1) New provision: 14132.24 (added)
- A Medi-Cal dental provider must be paid additional compensation when a patient’s condition requires significant extra time, effort, or personnel to safely provide dental care.
- The additional compensation is restricted to no more than three times in any 12-month period.
- A fourth claim for additional compensation within a 12-month period must be accompanied by another dental procedure (i.e., to be eligible, the provider must bill another dental service alongside the additional-compensation claim).
- The Department of Health Care Services (DHCS) must create an aid code to identify whether the beneficiary is also served by a regional center.

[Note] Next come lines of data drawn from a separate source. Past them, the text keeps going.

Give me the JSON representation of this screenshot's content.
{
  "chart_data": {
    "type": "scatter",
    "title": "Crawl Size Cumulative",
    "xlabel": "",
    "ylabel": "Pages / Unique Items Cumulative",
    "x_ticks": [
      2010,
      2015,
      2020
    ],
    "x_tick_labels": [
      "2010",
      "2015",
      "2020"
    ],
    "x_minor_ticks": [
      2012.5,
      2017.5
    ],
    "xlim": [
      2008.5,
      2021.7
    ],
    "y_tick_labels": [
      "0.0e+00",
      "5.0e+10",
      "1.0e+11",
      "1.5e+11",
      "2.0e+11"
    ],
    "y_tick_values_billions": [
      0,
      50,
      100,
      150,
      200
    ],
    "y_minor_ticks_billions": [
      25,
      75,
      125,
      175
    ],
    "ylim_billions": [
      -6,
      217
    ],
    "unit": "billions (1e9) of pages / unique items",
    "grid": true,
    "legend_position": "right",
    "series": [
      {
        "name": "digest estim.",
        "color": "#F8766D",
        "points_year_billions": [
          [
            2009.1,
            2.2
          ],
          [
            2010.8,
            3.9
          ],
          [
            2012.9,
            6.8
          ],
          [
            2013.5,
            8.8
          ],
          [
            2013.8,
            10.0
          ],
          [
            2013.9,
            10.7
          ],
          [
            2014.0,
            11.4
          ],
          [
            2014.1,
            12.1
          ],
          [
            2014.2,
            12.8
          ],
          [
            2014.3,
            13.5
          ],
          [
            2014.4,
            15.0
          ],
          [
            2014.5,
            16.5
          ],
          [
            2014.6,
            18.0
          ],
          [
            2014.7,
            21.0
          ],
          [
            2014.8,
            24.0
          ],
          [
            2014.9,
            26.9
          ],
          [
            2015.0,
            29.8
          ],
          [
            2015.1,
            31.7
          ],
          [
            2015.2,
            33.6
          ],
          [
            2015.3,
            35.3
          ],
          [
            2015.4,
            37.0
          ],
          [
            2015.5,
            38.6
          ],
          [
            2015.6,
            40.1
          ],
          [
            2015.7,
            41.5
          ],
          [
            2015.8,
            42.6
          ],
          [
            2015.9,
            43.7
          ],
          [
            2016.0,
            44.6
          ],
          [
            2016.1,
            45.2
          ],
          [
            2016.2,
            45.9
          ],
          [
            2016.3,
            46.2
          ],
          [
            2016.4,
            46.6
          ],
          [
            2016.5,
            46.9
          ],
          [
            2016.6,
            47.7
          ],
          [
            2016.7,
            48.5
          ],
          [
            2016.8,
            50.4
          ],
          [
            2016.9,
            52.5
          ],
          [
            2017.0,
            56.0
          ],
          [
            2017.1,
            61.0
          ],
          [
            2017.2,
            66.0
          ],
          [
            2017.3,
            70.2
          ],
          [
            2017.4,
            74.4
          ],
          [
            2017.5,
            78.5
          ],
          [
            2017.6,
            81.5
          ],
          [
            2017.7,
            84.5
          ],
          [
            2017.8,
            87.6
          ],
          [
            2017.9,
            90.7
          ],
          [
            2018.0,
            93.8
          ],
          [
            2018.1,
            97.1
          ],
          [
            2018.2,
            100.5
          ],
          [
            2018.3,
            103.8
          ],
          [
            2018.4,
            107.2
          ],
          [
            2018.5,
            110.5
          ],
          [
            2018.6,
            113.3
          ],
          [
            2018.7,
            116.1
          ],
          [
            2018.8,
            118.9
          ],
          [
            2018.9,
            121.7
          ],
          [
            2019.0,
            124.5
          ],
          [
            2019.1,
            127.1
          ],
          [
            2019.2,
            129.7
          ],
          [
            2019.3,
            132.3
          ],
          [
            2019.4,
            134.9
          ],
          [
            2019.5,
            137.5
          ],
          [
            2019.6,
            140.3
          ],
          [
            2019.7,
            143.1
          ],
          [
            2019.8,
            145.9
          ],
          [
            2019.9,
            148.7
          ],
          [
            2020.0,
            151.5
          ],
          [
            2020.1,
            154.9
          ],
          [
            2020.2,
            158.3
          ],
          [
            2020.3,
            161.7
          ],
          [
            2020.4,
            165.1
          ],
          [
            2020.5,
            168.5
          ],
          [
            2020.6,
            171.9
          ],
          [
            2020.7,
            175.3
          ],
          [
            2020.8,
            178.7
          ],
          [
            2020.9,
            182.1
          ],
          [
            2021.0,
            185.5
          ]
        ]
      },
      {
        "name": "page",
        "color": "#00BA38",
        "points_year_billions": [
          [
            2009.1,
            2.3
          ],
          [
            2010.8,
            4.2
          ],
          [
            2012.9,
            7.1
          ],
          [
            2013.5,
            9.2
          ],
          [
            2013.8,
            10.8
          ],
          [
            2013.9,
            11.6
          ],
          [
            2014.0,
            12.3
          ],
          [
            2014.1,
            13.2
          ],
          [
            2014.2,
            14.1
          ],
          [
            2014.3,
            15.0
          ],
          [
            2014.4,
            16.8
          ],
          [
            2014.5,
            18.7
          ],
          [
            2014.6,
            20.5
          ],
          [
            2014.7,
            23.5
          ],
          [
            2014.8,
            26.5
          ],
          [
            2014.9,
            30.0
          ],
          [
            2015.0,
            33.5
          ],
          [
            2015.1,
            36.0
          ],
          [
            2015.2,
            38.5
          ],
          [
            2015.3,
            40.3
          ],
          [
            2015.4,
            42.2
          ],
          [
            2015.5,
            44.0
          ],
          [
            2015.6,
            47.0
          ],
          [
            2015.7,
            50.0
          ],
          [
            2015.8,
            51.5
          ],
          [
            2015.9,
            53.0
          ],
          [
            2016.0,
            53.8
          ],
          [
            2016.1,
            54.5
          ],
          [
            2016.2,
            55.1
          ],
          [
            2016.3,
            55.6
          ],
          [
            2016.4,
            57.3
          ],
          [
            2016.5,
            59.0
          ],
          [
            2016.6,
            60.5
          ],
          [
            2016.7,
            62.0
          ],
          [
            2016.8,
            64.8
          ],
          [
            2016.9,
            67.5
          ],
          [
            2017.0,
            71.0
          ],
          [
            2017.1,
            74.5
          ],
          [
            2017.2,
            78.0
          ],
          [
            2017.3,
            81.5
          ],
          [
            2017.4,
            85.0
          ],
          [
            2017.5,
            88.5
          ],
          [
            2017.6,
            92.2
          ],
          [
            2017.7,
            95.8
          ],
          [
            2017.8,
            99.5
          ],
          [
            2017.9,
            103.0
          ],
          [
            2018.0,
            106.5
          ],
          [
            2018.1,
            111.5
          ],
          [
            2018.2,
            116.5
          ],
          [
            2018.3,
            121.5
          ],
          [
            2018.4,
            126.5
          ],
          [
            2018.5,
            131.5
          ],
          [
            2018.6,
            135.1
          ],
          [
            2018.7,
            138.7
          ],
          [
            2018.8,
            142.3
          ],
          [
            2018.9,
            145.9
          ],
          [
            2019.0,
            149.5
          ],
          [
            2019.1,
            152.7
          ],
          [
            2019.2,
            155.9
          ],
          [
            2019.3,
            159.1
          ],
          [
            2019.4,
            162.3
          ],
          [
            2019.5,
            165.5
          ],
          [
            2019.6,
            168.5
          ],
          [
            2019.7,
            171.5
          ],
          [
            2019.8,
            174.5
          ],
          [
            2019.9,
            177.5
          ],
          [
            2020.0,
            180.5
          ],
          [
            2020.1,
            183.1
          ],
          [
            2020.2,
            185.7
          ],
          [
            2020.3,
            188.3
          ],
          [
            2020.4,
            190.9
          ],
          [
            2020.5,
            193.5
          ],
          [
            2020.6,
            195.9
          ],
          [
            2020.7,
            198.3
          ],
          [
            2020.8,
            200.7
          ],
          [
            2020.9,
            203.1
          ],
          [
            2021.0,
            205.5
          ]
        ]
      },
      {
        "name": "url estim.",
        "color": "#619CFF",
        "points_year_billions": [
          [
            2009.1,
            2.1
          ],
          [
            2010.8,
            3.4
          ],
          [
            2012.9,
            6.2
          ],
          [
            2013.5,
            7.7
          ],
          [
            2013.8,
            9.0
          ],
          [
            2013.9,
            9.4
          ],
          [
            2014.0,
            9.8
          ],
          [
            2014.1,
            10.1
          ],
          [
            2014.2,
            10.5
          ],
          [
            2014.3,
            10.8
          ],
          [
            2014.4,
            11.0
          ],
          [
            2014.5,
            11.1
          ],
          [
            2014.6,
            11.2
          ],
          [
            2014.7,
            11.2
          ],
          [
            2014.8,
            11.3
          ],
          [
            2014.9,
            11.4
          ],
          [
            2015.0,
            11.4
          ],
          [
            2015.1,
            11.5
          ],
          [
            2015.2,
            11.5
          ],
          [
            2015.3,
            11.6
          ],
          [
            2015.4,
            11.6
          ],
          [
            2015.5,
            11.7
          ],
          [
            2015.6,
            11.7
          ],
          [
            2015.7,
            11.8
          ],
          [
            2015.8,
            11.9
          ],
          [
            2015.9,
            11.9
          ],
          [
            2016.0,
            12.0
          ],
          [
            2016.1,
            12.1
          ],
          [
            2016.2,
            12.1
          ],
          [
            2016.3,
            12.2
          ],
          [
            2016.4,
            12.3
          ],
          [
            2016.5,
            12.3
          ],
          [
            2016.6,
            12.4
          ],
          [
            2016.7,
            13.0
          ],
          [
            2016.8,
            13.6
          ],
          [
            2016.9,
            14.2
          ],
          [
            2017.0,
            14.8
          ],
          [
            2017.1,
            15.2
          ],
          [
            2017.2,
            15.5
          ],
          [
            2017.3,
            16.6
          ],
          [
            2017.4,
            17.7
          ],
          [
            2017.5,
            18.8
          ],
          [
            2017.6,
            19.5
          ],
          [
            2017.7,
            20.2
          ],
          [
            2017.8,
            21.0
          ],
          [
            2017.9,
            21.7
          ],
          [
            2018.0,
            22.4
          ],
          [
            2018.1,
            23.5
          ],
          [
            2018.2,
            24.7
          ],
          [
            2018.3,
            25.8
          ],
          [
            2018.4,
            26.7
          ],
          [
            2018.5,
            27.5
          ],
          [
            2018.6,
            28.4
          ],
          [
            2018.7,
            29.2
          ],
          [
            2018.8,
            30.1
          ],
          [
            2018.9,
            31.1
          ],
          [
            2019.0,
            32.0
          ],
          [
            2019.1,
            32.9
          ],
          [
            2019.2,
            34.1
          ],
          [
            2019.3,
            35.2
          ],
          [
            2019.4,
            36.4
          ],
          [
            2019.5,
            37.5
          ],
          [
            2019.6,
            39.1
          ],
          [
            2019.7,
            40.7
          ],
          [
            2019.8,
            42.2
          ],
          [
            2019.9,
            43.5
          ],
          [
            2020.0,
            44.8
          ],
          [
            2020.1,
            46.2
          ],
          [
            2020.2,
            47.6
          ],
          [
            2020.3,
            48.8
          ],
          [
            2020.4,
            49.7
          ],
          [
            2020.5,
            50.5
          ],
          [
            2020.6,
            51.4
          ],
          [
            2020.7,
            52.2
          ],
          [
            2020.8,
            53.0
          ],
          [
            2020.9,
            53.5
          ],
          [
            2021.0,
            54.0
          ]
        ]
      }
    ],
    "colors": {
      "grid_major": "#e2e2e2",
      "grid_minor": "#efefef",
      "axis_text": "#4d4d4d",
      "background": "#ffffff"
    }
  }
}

2) Related coding and program provisions
- The new section is intended to operate within the existing Medi-Cal framework for optional benefits and reimbursement rates.
- The bill includes a technical/nonsubstantive change to the overall provision governing excluded/covered services, ensuring compatibility with the added compensation mechanism.

3) Section 14131.10 (amended)
- The bill preserves and clarifies that certain optional Medi-Cal benefits are excluded from coverage, with specific conditions and timelines, including:
- Adult dental services exclusions and eventual restoration contingent on federal approvals.
- Exclusions for audiology, speech therapy, chiropractic, optometric/optician services (with subsequent restoration steps), podiatric services, and incontinence products.
- It sets conditions for when adult dental benefits can be covered (limited set of medically necessary services) and notes that the state may implement through non-regulatory means where federal participation allows.
- The amendment clarifies that the department can implement changes by all-county letters or provider bulletins, subject to federal funding and approvals.

Implementation and timeline

  • Effective date: The bill is amended and would become law upon enactment and subsequent implementation, subject to federal financial participation and federal approvals where required.
  • Administrative action: DHCS is tasked with creating an aid code for tracking beneficiaries served by regional centers and implementing the new compensation mechanism within Medi-Cal’s payment structure.
  • Fiscal impact: The bill does not specify an appropriation; it relies on existing Medi-Cal funding with the potential for additional per-claim payments as justified by patient complexity. No separate fiscal committee is listed, and the bill is not reported as an appropriation.

Who is affected

  • Medi-Cal dental providers who treat low-income individuals enrolled in Medi-Cal.
  • Beneficiaries whose dental care involves complex physical, behavioral, developmental, or emotional conditions.
  • Administrative entities: California DHCS, with potential linkage to regional centers for beneficiaries receiving services there.

Procedural notes

  • The bill has been referred to the Health Committee and is in the 2025-2026 Regular Session, with amendments and re-references noted in the action history.
  • It includes a mechanism to attach supplemental dental procedures to eligibility for the additional compensation and to identify affected beneficiaries via a new aid code.

Bottom line
AB 1670 would create a limited, time-bound, extra-compensation mechanism for Medi-Cal dental providers when patient conditions necessitate significantly more time or personnel, capped at three such compensations per year and requiring an accompanying dental procedure for subsequent claims. It also advances administrative alignment with regional centers and clarifies existing optional-benefit exclusions within Medi-Cal.

Compiled from official sources — confirm details with the bill’s official record.